Todos estos restos materiales que están siendo recuperados nos hablan de los “doblemente olvidados del Valle”, como dice González Ruibal, tanto los trabajadores como sus familias. Por ahora no hay un destino previsto para todos estos objetos pero a valoración de los arqueólogos serían una aportación imprescindible para un proyecto museístico que contribuyera a la reinterpretación del Valle de los Caídos.

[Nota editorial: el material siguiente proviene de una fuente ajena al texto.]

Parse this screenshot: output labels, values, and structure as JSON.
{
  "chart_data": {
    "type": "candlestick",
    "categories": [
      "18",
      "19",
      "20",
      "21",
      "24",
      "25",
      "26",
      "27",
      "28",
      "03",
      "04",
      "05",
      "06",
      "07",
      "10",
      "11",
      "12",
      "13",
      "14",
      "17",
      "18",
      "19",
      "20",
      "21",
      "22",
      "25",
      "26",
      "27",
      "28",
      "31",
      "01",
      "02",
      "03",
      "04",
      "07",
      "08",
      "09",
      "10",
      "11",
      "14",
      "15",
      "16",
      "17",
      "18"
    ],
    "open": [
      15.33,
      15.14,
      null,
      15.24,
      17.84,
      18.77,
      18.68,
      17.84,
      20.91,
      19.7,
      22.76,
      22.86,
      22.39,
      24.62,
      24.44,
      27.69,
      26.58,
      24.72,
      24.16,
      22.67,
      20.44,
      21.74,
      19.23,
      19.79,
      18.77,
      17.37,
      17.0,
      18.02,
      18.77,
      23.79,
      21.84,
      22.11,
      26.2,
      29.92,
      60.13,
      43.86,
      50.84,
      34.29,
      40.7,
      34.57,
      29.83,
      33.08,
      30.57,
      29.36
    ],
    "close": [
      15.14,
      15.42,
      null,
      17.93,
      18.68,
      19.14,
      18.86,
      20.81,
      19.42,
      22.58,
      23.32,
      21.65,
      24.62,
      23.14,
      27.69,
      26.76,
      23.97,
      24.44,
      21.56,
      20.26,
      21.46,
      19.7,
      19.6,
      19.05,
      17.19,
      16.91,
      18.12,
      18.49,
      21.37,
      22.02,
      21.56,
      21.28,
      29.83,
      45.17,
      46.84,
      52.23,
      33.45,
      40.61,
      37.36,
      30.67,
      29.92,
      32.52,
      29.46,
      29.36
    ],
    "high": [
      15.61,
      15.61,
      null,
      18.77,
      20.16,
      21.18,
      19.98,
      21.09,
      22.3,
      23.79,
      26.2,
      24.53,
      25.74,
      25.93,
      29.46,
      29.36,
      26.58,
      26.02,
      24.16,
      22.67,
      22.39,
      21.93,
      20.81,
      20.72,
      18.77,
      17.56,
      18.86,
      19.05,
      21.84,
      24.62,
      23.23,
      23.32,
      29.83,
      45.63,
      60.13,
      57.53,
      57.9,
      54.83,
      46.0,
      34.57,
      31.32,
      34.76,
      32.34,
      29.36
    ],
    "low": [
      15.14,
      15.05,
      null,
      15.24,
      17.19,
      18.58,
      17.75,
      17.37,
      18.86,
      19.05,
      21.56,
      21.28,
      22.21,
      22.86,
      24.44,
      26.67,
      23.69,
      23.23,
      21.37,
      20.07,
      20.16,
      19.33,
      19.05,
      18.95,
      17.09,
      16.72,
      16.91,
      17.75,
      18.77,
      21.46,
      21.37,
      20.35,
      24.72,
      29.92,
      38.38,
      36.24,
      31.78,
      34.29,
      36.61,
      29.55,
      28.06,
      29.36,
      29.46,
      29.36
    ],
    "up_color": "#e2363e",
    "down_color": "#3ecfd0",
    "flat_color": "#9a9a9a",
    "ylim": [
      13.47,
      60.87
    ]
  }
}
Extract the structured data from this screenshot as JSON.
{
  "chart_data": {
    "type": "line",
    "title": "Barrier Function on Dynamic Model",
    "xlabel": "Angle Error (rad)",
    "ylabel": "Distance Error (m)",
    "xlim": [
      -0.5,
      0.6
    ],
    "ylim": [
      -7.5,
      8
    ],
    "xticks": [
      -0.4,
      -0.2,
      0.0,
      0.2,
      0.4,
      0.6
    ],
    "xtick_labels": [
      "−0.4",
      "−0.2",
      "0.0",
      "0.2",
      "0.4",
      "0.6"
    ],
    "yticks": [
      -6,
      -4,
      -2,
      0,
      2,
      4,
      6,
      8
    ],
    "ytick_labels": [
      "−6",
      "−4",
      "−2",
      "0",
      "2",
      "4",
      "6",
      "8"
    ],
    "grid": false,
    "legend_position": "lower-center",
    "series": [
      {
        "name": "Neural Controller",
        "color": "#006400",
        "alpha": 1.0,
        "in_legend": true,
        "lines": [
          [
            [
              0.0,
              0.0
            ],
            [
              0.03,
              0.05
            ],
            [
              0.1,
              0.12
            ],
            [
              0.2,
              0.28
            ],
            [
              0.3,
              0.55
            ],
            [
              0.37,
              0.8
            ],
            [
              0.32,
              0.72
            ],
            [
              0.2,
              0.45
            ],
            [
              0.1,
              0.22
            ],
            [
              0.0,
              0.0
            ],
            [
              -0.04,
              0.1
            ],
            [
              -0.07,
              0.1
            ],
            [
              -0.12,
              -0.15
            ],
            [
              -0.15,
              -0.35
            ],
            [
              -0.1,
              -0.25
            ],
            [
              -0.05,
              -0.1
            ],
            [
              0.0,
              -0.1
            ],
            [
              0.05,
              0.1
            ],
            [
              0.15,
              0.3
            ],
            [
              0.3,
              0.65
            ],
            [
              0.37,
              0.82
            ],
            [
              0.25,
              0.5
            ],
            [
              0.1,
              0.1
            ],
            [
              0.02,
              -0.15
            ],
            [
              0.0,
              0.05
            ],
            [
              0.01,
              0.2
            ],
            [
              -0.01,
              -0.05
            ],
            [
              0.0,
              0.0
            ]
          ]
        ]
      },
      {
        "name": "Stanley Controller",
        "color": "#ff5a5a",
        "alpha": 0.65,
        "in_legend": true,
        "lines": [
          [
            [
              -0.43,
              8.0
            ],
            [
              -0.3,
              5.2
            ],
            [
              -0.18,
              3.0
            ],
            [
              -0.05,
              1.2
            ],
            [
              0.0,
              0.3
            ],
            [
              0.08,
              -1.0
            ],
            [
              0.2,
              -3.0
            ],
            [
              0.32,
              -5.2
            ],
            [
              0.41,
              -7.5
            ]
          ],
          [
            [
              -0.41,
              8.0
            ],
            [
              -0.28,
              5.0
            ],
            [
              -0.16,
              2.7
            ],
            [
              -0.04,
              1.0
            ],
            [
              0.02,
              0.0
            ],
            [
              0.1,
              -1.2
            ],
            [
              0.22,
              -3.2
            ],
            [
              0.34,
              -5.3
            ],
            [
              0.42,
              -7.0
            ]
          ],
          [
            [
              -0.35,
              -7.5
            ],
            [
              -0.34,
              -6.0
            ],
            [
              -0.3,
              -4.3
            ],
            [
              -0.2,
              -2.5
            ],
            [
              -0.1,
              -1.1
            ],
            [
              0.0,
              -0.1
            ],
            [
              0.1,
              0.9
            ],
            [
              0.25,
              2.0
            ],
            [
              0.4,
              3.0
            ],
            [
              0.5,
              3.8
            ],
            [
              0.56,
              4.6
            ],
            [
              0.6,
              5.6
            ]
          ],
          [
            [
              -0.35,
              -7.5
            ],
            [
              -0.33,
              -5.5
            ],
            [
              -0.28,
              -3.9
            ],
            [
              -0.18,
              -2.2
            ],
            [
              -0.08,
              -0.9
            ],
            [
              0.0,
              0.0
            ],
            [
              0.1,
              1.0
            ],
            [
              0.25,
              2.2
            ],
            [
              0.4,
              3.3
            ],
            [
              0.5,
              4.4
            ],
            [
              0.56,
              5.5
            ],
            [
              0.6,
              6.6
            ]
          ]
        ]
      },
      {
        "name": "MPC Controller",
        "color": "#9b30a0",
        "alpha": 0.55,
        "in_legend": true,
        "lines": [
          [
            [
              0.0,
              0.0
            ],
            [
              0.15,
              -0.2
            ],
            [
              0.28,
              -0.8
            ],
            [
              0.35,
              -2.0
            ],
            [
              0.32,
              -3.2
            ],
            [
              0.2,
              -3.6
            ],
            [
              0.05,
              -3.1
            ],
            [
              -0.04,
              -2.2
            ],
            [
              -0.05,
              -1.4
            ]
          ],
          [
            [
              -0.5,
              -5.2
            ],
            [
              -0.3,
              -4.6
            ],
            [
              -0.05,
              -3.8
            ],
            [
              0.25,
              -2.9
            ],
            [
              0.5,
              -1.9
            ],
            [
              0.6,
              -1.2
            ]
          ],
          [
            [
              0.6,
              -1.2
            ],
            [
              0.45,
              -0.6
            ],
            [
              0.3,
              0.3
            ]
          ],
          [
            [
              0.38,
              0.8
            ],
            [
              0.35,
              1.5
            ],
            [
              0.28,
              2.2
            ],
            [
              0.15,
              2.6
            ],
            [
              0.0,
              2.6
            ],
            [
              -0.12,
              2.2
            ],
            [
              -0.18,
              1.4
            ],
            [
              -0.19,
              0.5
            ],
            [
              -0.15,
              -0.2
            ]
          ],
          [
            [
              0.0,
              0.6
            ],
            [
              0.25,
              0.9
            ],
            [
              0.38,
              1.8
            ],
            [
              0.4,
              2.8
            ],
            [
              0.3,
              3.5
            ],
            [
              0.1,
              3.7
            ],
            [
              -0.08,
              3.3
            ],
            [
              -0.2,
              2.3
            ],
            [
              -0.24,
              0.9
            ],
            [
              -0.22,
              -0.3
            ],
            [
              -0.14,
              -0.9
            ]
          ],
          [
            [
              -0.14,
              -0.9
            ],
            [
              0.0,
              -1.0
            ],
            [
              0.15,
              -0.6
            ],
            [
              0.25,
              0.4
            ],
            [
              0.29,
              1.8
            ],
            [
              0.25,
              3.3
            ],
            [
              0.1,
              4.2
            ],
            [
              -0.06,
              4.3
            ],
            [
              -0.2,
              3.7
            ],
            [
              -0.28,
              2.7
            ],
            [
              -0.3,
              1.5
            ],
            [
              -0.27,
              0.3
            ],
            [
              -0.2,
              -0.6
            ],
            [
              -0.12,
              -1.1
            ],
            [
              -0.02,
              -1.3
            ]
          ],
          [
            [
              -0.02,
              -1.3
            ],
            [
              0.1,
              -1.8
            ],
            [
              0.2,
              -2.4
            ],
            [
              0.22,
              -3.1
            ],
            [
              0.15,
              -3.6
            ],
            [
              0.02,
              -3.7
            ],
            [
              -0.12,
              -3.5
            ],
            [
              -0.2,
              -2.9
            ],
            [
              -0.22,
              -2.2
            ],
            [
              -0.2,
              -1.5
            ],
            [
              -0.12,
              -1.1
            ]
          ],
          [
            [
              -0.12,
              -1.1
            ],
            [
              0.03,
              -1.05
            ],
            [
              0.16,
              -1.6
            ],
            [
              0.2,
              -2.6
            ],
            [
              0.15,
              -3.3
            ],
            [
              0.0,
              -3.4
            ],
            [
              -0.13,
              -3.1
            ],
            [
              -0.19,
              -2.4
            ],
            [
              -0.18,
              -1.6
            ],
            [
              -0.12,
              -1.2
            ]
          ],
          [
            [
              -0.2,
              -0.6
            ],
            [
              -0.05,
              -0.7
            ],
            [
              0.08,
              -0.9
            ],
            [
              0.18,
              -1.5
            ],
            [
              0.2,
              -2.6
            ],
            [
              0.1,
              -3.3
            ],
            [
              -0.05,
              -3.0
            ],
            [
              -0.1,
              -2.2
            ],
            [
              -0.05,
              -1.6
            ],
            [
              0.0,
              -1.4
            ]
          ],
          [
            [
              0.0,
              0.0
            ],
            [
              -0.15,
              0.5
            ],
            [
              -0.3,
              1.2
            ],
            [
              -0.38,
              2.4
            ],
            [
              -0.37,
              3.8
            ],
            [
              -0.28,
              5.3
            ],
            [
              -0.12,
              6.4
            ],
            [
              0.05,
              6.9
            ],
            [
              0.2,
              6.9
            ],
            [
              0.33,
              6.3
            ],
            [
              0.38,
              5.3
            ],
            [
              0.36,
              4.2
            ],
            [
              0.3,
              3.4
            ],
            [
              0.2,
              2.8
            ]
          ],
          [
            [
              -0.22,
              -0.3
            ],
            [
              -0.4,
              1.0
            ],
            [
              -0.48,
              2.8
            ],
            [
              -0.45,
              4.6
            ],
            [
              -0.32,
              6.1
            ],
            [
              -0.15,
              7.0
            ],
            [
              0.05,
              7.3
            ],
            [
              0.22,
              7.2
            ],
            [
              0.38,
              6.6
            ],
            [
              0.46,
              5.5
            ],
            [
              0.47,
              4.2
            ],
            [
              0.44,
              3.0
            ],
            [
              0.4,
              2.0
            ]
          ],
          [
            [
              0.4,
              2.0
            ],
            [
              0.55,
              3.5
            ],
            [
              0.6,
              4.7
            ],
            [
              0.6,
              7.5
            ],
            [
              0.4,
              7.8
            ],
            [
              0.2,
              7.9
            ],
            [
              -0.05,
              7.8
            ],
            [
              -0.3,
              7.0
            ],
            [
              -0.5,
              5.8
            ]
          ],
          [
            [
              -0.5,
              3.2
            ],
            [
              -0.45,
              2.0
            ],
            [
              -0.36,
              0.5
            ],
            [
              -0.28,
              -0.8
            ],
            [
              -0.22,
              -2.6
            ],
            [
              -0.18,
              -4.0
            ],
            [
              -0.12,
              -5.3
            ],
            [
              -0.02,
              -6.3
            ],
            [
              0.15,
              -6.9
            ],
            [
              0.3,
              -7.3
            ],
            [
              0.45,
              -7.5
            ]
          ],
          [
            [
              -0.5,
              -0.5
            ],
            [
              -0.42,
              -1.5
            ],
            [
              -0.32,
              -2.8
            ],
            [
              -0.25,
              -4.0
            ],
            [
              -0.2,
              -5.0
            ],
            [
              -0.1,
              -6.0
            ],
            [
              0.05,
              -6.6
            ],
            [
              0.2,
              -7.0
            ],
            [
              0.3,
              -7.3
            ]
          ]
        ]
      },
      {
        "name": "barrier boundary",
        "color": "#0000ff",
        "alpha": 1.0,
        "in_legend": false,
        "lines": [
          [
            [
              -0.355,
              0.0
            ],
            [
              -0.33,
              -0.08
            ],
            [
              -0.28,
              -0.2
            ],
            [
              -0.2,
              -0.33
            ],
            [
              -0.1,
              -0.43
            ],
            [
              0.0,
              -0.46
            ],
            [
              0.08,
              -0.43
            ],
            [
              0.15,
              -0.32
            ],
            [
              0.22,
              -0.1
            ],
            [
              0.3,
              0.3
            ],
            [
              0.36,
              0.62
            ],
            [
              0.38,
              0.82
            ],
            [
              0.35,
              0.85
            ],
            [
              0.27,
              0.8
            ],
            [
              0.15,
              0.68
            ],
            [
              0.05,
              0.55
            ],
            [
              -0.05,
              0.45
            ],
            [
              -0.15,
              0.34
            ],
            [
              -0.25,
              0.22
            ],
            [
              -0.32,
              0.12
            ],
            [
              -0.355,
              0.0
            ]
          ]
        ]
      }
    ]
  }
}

Están por venir las exhumaciones de las criptas solicitadas por los familiares, pendientes aún de un permiso de obras del Ayuntamiento de El Escorial. Y la exhumación de los restos de José Antonio Primo de Rivera, enterrado en un lugar prominente de la basílica, algo que sucederá cuando se apruebe la nueva Ley de Memoria Democrática. Pero sobre todo lo que urge es un nuevo relato. “Lo que estamos haciendo es parte de un programa más amplio de resignificación dirigido por la Secretaría de Estado de Memoria Democrática —explica Alfredo González Ruibal— porque en el año 2021 el relato del Valle de los Caídos sigue siendo el del tardofranquismo y es injustificable que una democracia herede ese relato y no lo pueda cambiar”. El investigador evidencia que la manera de entender este lugar no ha cambiado cuando ve que “cada vez que alguien intenta hacer algo en él, se crea una polémica tremenda y se hace todo lo posible por impedirlo, desde determinados partidos políticos a determinados colectivos e individuos”, añade. 

En democracia, niños y niñas escolares eran traídos de excursión al Valle de los Caídos. Se ha inscrito en nuestro cotidiano con un componente folclórico que ha estado a punto de hacernos olvidar su verdadero significado. “Todos hemos sido culturados en este paisaje bucólico que en realidad esconde un paisaje ausente”, señala Xurxo, caminando entre las rocas para llegar a la última de las cabañas, a la que bromeando llaman el chalé con vistas, más alejado del resto, absolutamente camuflado y al borde de un desnivel. Acaban de encontrar en él una cadena para cerrar la puerta y restos de uralita en el suelo, con la que probablemente se construyó un tejado. El paisaje ausente está siendo revelando.